Also, from what I can see, the plans are different...

Il giorno mer 10 mar 2021 alle ore 09:27 Justin Pryzby 
ha scritto:

> On Sat, Mar 06, 2021 at 10:40:00PM +0100, Francesco De Angelis wrote:
> > The problem is the following: the query can take between 20 seconds and 4
> > minutes to complete. Most of times, when I run the query for the first
> time
> > after the server initialisation, it takes 20 seconds; but if I re-run it
> > again (without changing anything) right after the first execution, the
> > probability to take more than 4 minutes is very high.
>
> On Tue, Mar 09, 2021 at 11:58:05PM +0100, Francesco De Angelis wrote:
> > With such a value, I noticed also the following phenomenon: in addition
> to
> > variable execution times (as previusly stated, the range is between 20
> > seconds and 4 minutes),
>
> You said it takes between 20s and 4min (240s), but both the explain analyze
> show ~1300s.
>
> explain analyze can be slower than the query, due to timing overhead.

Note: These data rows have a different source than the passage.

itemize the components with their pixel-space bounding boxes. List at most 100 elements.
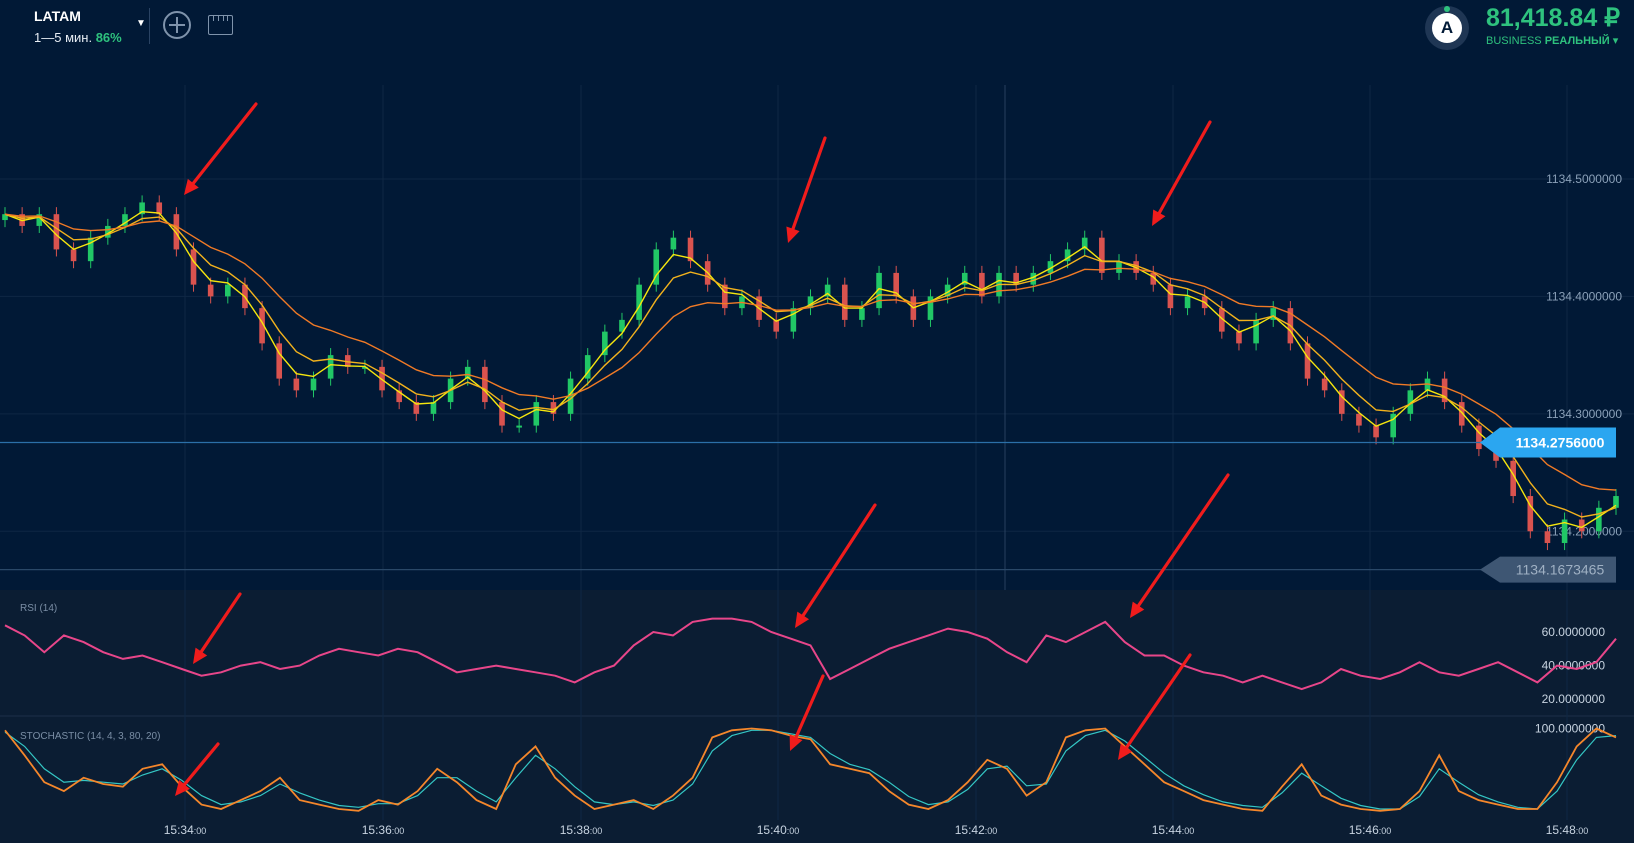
- candle-body: [1407, 390, 1414, 414]
- time-tick-label: 15:40:00: [757, 823, 800, 837]
- candle-body: [876, 272, 882, 309]
- candle-body: [276, 343, 283, 379]
- asset-payout: 86%: [95, 30, 122, 45]
- candle-body: [1561, 519, 1568, 544]
- candle-body: [533, 402, 540, 426]
- ma-fast-line: [4, 210, 1617, 529]
- candle-body: [1527, 496, 1534, 532]
- account-tier: BUSINESS: [1486, 35, 1542, 47]
- time-tick-label: 15:42:00: [955, 823, 998, 837]
- stochastic-title: STOCHASTIC (14, 4, 3, 80, 20): [20, 731, 160, 742]
- candle-body: [1116, 261, 1122, 273]
- arrow-head: [789, 734, 803, 751]
- candle-body: [1510, 460, 1516, 497]
- candle-body: [1013, 272, 1019, 285]
- arrow-head: [795, 611, 810, 628]
- add-asset-button[interactable]: [163, 11, 191, 39]
- candle-body: [87, 237, 94, 262]
- candle-body: [584, 355, 591, 379]
- asset-selector[interactable]: LATAM 1—5 мин. 86%: [34, 8, 122, 45]
- candle-body: [1373, 425, 1379, 438]
- stochastic-k-line: [4, 727, 1617, 812]
- candle-body: [1081, 237, 1088, 250]
- candle-body: [961, 272, 968, 285]
- candle-body: [1304, 343, 1311, 379]
- candle-body: [516, 425, 522, 428]
- candle-body: [464, 366, 471, 379]
- candle-body: [824, 284, 831, 297]
- asset-name: LATAM: [34, 8, 81, 24]
- arrow-shaft: [191, 102, 258, 185]
- candle-body: [1390, 413, 1397, 438]
- candle-body: [1236, 331, 1242, 344]
- candle-body: [396, 390, 402, 403]
- arrow-shaft: [199, 592, 242, 654]
- candle-body: [1356, 413, 1362, 426]
- candle-body: [944, 284, 951, 297]
- candle-body: [1441, 378, 1448, 403]
- candle-body: [893, 272, 899, 297]
- rsi-tick-label: 20.0000000: [1542, 692, 1606, 706]
- ruler-icon[interactable]: [208, 15, 233, 35]
- avatar[interactable]: A: [1425, 6, 1469, 50]
- candle-body: [1270, 308, 1277, 320]
- candle-body: [1544, 531, 1551, 544]
- arrow-shaft: [1124, 653, 1192, 750]
- rsi-panel: [0, 590, 1634, 716]
- candle-body: [687, 237, 694, 262]
- candle-body: [430, 402, 437, 414]
- candle-body: [927, 296, 934, 320]
- chevron-down-icon[interactable]: ▼: [136, 18, 146, 29]
- candle-body: [1219, 308, 1225, 332]
- arrow-shaft: [1157, 120, 1212, 215]
- candle-body: [53, 214, 60, 250]
- arrow-head: [1130, 601, 1145, 618]
- balance[interactable]: 81,418.84 ₽: [1486, 4, 1621, 32]
- candle-body: [1099, 237, 1105, 273]
- candle-body: [1493, 449, 1499, 461]
- status-dot: [1444, 6, 1450, 12]
- candle-body: [1184, 296, 1191, 309]
- account-switch[interactable]: BUSINESS РЕАЛЬНЫЙ ▾: [1486, 34, 1618, 47]
- candle-body: [1458, 402, 1465, 426]
- candle-body: [1150, 272, 1157, 285]
- current-price-label: 1134.2756000: [1516, 434, 1605, 450]
- candle-body: [36, 214, 43, 226]
- candle-body: [670, 237, 677, 250]
- price-tick-label: 1134.4000000: [1546, 289, 1622, 303]
- candles: [2, 195, 1619, 551]
- candle-body: [190, 249, 197, 285]
- price-tick-label: 1134.3000000: [1546, 407, 1622, 421]
- candle-body: [207, 284, 214, 297]
- arrow-head: [1118, 743, 1133, 760]
- rsi-tick-label: 60.0000000: [1542, 625, 1606, 639]
- chevron-down-icon: ▾: [1612, 35, 1619, 47]
- candle-body: [156, 202, 163, 215]
- candle-body: [122, 214, 128, 226]
- candle-body: [259, 308, 265, 344]
- candle-body: [1047, 261, 1054, 273]
- candle-body: [550, 402, 557, 414]
- rsi-line: [4, 617, 1617, 691]
- candle-body: [790, 308, 797, 332]
- arrow-head: [786, 226, 800, 243]
- stochastic-tick-label: 100.0000000: [1535, 721, 1605, 735]
- time-tick-label: 15:34:00: [164, 823, 207, 837]
- candle-body: [636, 284, 642, 320]
- annotation-arrows: [175, 102, 1230, 796]
- candle-body: [105, 225, 111, 238]
- account-type: РЕАЛЬНЫЙ: [1544, 35, 1610, 47]
- stochastic-panel: [0, 716, 1634, 843]
- candle-body: [2, 214, 8, 221]
- asset-timeframe: 1—5 мин.: [34, 30, 93, 45]
- arrow-head: [184, 178, 199, 195]
- time-tick-label: 15:36:00: [362, 823, 405, 837]
- candle-body: [1596, 507, 1602, 532]
- candle-body: [482, 366, 488, 403]
- candle-body: [1321, 378, 1328, 391]
- candle-body: [224, 284, 231, 297]
- time-tick-label: 15:48:00: [1546, 823, 1589, 837]
- candle-body: [807, 296, 814, 309]
- divider: [149, 8, 150, 44]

> Is that what's happening here?  You could try explain(analyze,timing
> off,buffers).
> You should send a result for the "20sec" result, and one for the "4min"
> result,
> to compare.
>
> I assume the crash is a result of OOM - you could find the result in dmesg
> output ("Out of memory: Killed process") or the postgres logfile will say
> "terminated by signal 9: Killed".  It's important to avoid setting
> work_mem so
> high that the process is killed and has to go into recovery mode.
>
> --
> Justin
>